59.Il résulte des termes des article L.433-4 du code monétaire et financier et 236-1 du RGAMF que la seule réunion des conditions préalables tenant à la cotation du titre et au seuil de détention de concert des actionnaires majoritaires ne suffit pas à rendre obligatoire l'offre publique de retrait. Une telle mesure a pour finalité de permettre à l'actionnaire minoritaire dont le titre a perdu sa liquidité sur un marché rendu étroit par le poids relatif des majoritaires, de sortir de la société dans des conditions normales de cours et de délai. Elle doit donc être justifiée par les caractéristiques du marché considéré et par la situation particulière des minoritaires qui en font la demande.

60.L'AMF, saisie d'une telle demande, doit notamment déterminer s'il est possible au demandeur de céder ses titres sur le marché dans des conditions normales de cours et de délai. Elle doit donc en examiner la liquidité. À cet égard, contrairement à ce que soutiennent les auteurs du recours, le choix de la loi PACTE d'admettre le déclenchement d'une OPR en considération d'un seuil de détention non plus seulement en droits de vote, mais désormais en capital ou en droits de vote, est sans incidence sur la prise en compte de la liquidité du titre, nécessaire pour apprécier les conditions prévalant sur le marché de ce titre.

61.L'AMF doit également vérifier les conditions d'acquisition des titres pour lesquels l'actionnaire demandeur requiert la possibilité de sortie.

62.En l'espèce, la décision relève que la moyenne des échanges constatés pendant la période de référence de 2017 à 2019 est environ de 16 000 actions.
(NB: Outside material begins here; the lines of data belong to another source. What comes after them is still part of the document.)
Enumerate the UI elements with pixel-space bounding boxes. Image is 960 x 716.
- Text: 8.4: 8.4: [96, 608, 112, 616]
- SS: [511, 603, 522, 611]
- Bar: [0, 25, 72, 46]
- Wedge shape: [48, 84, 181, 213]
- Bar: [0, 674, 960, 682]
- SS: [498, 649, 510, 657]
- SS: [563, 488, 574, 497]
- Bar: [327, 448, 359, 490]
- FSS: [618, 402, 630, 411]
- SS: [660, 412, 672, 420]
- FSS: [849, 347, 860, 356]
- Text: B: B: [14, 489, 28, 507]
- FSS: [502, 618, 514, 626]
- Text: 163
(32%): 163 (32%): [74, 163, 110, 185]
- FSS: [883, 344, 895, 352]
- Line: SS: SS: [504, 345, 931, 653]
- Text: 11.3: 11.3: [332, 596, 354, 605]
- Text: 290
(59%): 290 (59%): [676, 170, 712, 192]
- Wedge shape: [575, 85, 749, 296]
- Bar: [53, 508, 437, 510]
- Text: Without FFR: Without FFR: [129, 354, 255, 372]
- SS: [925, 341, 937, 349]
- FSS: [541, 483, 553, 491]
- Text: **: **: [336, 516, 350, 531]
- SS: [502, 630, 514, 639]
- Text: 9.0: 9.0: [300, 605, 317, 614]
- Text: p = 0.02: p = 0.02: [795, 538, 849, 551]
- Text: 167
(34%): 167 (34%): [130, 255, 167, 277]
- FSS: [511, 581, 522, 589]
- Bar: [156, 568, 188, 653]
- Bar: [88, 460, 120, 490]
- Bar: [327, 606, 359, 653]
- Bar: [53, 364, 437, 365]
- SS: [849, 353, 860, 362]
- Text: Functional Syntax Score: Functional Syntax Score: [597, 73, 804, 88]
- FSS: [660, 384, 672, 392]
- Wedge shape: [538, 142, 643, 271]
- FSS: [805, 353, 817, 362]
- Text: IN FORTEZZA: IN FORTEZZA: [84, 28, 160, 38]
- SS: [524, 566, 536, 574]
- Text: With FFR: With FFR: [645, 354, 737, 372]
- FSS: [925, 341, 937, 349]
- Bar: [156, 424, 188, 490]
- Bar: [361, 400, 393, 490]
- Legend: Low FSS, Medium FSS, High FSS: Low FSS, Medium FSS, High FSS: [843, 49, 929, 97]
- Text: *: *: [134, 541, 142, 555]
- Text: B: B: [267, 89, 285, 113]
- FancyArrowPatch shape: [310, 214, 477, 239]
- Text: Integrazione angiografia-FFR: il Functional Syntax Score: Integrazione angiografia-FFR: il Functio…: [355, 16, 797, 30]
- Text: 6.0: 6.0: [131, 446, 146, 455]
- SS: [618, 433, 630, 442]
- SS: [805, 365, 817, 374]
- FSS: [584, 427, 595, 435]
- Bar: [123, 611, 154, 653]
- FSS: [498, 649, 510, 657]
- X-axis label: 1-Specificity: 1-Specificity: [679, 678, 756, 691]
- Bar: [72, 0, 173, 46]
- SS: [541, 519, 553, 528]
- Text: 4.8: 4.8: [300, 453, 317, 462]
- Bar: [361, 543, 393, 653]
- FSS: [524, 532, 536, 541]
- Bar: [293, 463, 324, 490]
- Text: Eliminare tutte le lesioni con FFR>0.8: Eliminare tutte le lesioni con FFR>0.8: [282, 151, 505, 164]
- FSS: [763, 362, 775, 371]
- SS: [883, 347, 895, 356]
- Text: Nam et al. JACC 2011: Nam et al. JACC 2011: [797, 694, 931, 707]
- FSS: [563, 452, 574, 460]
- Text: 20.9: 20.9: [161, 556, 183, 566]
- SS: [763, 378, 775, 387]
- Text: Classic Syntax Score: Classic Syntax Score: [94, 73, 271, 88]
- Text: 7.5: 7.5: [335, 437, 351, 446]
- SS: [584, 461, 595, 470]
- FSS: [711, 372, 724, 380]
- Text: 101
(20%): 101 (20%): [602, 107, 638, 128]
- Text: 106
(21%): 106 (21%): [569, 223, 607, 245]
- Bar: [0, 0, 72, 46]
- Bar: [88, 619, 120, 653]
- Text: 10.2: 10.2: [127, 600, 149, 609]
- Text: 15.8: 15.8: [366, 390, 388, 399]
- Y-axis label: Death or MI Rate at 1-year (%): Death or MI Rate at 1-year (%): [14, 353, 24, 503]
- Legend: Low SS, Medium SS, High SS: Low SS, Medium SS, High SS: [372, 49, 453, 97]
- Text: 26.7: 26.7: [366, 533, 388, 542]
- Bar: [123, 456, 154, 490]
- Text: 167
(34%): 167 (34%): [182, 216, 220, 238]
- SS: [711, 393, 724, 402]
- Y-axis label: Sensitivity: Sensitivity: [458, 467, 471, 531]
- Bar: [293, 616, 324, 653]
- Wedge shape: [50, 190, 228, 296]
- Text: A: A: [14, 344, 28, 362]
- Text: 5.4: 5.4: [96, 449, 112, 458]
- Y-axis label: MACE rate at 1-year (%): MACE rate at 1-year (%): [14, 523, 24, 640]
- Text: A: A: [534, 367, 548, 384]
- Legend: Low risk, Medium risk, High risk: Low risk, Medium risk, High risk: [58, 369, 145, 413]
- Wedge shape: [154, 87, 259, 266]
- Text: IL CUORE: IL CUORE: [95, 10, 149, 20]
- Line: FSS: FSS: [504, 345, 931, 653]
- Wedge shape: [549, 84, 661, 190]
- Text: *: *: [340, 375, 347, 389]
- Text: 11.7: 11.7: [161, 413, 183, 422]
Elle en déduit que, sur la base d'un volume cédé qu'elle a pertinemment évalué à 25 % des volumes constatés pour ne pas impacter trop fortement le marché, la cession de l'intégralité de la participation LAZARD FRÈRES GESTION prendrait 27 ans, ce qui constitue un délai anormalement long.

63.Il est constant par ailleurs qu'entre le 1er janvier 2016 et le 10 mai 2018, la seule transaction quotidienne a été l'achat/vente effectué par le prestataire en charge du contrat de liquidité de Z G, dans près d'un jour de bourse sur deux.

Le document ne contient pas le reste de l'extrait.